I looked back through the workout program available on Daily Burn and clicked on True Beginner. I’d given it the old heave ho back in that two hours of internal dialogue I’d had with the inner bully this morning. I don’t want to be a true beginner. I don’t want to start at the beginning again. I want to be a strong, sexy woman who can do Burpees for minutes at a time, who can warm up with squats and hold them… did I mention that was the warm up?!
But… here’s the thing. I’m not that person, right now. It’s been years (literally) since I’ve worked out regularly. I am so far out of shape, I’m not sure what shape I’m supposed to be. But this year I’ve decided to love myself, accept myself. I’ve decided to STOP WAITING until to wear all the cute things and do the fun things. Today is the day. Today I will feel good. Today I will feel sexy… no matter how many burpees I can (or can’t) do. I will do what I can do today to feel how I want to feel.
I’ve decided to love myself, accept myself. I’ve decided to STOP WAITING until to wear all the cute things and do the fun things. Today is the day. Today I will feel good. Today I will feel sexy… no matter how many burpees I can (or can’t) do. I will do what I can do today to feel how I want to feel.
So I turned on True Beginning… still brushing off a few straggling feelings of inadequacy. Instead of hot models I was faced with an older woman, a larger woman and a larger man modelling the workout behind the instructor. I’ll tell you, at first it made it even worse. (“Shit, I can’t even do the workout with the hot people… I’m stuck here.”). Then the coach opened his mouth. He told me to spread my arms out and let my heart shine. Whatever negative feelings I was wrapped in melted away. He was gentle, and kind, and everything I needed in a coach for my first workout.
I finished the workout sweaty, sore, and tired. I felt good. I knew immediately I was in the right place and I’d be back tomorrow for another round. I started planning how I would be able to fit it in during a very busy day… and thoughts came up like I can just get up early. HA. That’s never happened before. I looked forward to a little snack, and making lunch… something light, and delicious (using my new Vegetti of course lol), and not stressing and obsessing about how many grams of carbs, fats, and protein I was getting. I felt good.

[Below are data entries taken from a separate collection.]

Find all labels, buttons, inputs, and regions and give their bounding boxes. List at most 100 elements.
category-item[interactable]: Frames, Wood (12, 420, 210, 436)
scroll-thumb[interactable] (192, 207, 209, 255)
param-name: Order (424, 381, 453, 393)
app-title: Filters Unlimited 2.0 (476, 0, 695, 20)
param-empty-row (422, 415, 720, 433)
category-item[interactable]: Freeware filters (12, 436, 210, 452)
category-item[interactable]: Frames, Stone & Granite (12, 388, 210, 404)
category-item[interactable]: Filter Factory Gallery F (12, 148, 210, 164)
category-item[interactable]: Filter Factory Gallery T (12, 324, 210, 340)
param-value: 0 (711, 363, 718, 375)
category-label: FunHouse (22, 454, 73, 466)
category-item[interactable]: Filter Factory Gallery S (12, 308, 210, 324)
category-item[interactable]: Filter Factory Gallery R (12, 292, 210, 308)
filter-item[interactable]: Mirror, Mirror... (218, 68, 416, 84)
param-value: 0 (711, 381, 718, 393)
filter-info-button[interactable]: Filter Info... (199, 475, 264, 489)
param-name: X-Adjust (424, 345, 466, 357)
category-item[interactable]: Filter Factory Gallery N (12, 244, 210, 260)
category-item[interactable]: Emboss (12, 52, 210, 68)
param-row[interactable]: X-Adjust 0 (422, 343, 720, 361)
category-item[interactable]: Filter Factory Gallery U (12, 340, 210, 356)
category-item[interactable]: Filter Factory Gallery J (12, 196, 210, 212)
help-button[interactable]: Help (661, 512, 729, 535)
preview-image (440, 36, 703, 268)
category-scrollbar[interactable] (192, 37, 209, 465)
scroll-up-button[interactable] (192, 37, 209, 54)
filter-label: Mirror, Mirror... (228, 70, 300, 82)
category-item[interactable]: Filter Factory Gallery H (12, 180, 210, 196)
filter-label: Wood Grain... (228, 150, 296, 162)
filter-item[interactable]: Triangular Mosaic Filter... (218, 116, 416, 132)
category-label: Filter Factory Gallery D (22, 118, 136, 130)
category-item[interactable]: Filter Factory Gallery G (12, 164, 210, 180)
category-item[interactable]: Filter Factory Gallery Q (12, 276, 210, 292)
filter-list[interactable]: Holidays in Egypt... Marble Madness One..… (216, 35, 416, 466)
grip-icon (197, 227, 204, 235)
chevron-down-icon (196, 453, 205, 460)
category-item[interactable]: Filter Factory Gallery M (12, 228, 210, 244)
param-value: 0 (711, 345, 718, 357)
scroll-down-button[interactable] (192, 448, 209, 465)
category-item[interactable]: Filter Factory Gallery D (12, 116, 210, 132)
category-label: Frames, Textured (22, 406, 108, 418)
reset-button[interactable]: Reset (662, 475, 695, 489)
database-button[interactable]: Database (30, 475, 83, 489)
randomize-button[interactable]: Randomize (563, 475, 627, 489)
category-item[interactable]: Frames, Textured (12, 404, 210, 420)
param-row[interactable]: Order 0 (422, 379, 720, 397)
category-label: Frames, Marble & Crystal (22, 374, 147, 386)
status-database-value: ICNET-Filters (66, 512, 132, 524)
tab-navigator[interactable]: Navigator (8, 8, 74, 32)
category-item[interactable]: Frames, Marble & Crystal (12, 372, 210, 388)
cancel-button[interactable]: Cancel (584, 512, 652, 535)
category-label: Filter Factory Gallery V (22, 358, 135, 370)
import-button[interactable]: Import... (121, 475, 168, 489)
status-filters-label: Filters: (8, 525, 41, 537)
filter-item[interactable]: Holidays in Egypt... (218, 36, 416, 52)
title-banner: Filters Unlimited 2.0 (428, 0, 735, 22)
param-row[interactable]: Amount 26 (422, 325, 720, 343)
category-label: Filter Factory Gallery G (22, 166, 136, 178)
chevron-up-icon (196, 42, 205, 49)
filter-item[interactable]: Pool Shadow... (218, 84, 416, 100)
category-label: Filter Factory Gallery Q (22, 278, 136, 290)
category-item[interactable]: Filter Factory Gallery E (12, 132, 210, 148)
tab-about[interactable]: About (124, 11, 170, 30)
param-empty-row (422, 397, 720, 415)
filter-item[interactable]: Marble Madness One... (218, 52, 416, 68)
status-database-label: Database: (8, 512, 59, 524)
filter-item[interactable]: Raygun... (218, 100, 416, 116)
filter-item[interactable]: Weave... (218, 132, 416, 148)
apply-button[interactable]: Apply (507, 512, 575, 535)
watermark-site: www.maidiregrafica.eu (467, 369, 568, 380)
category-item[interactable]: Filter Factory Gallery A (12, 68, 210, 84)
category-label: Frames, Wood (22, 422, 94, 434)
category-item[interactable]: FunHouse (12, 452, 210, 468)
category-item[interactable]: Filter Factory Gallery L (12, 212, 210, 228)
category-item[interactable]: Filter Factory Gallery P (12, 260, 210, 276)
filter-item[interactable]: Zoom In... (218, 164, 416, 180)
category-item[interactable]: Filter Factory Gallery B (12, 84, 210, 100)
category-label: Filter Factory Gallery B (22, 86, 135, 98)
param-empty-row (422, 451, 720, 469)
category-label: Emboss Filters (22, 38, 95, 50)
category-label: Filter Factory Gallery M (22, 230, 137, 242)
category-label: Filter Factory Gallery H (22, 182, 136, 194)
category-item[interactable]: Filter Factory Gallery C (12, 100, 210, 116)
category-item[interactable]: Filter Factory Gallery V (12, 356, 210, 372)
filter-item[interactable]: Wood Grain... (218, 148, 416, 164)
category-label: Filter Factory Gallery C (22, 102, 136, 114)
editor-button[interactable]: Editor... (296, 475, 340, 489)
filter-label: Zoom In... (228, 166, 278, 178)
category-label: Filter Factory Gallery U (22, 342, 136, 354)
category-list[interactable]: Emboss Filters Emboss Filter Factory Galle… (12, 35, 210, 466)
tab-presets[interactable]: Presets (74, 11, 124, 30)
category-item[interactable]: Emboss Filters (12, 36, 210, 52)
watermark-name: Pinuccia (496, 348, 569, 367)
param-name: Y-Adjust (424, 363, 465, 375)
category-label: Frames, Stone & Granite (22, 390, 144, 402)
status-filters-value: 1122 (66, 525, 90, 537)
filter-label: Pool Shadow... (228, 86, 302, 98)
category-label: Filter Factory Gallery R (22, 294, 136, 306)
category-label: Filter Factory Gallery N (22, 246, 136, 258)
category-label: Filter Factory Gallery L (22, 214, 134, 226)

If I’d put myself through the torture of a cross fitesque workout I would not have been back again… not for a long time. This much I know.
I can not do Tabata workouts, burpees for minutes at a time, I am a beginner. I am ok with that. Each day is a new opportunity to move toward your dreams, to do something that feels good, and the beginning is the best place to start.
Walking up the stairs today I’m feeling the burn… and it reminds me, wherever I’m going in life, I can get there the way I want, feeling the way I want, as long as I hold myself to that standard, and don’t allow myself to be held hostage by the bully in my mind. Today it was a close call… but in the end, love and feeling good won.